Dethorne Graham was spotted leaving a convenience store in Charlotte, North Carolina. According to the legal report, Officer M.S. Connor believed Graham had left the store “unusually quickly” and in response, pulled him over as he left in a friend’s car. Being a diabetic, Graham was suffering what his friend, William Berry, noted as a “sugar reaction,” causing him to exit the car and soon pass out. As Berry begged law enforcement to check Graham's pocket for a diabetic decal, the officers forced Graham's face down against the hood of the car, and smashed his head into the back of the police car. When Graham regained consciousness, he had suffered “multiple injuries, including a broken foot.”
When this case was seen before the Supreme Court, they ruled in favor of Officer Connor. According to the majority opinion, “The ‘reasonableness’ of a particular force must be judged from the perspective of a reasonable officer on the scene, rather than with the 20/20 vision of hindsight.” In other words, in the United States, by law, it is up to the discretion of the police officer to deem whether or not deadly force is reasonable.
There lies the predicament of the current United States jury.
There is no standard definition of what does and does not constitute a “reasonable” threat to a police officer. Asking ten individuals to come to a unanimous consensus that an officer’s fear was not warranted, is an incredibly difficult task. Rather than asking prosecutors, sociologists or legal experts, the current judicial system forces random individuals to use their personal opinion to decide whether or not the split second decision of a police officer’s gun shot was in response to a warranted threat, from the perception of the officer.

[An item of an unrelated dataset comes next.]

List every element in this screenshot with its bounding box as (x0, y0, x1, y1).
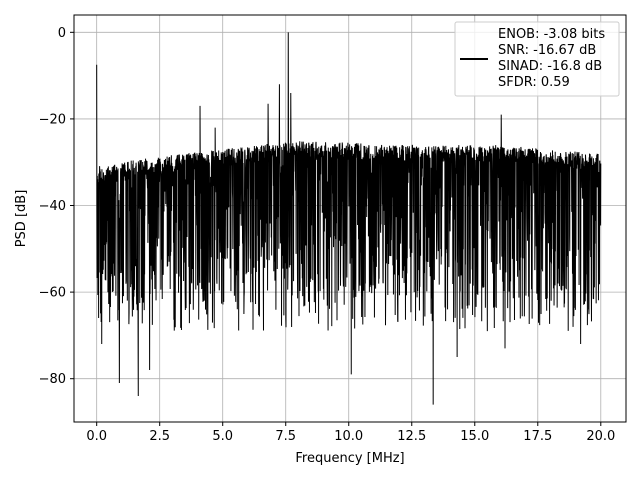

According to former prosecutor
Katie Phang, “It really leaves it as somewhat of a free for all for a jury to have to make a decision … You and I both have different interpretations of what’s reasonable, we all do, so you’re trying to ask the jurors to come to one unified decision based on their individual interpretations … And that makes almost an impossible standard for the government or the state to be able to achieve.”
While efforts to reduce police brutality including
higher diversity on the police force,
body cameras with public access to footage and
racial consciousness training are all noble initiatives in reducing police misconduct, none combat the deeply troubled U.S legal system. As of now, only in cases such as Amy Guyger’s, where the facts of the case are so inarguably apparent of unnecessary force, can a jury collectively deliver a guilty verdict.
Unless the U.S. legal system gets some kind of universal overhaul, don’t expect many more guilty verdicts for white police officers, even if their victims are unarmed and their crimes are caught on tape.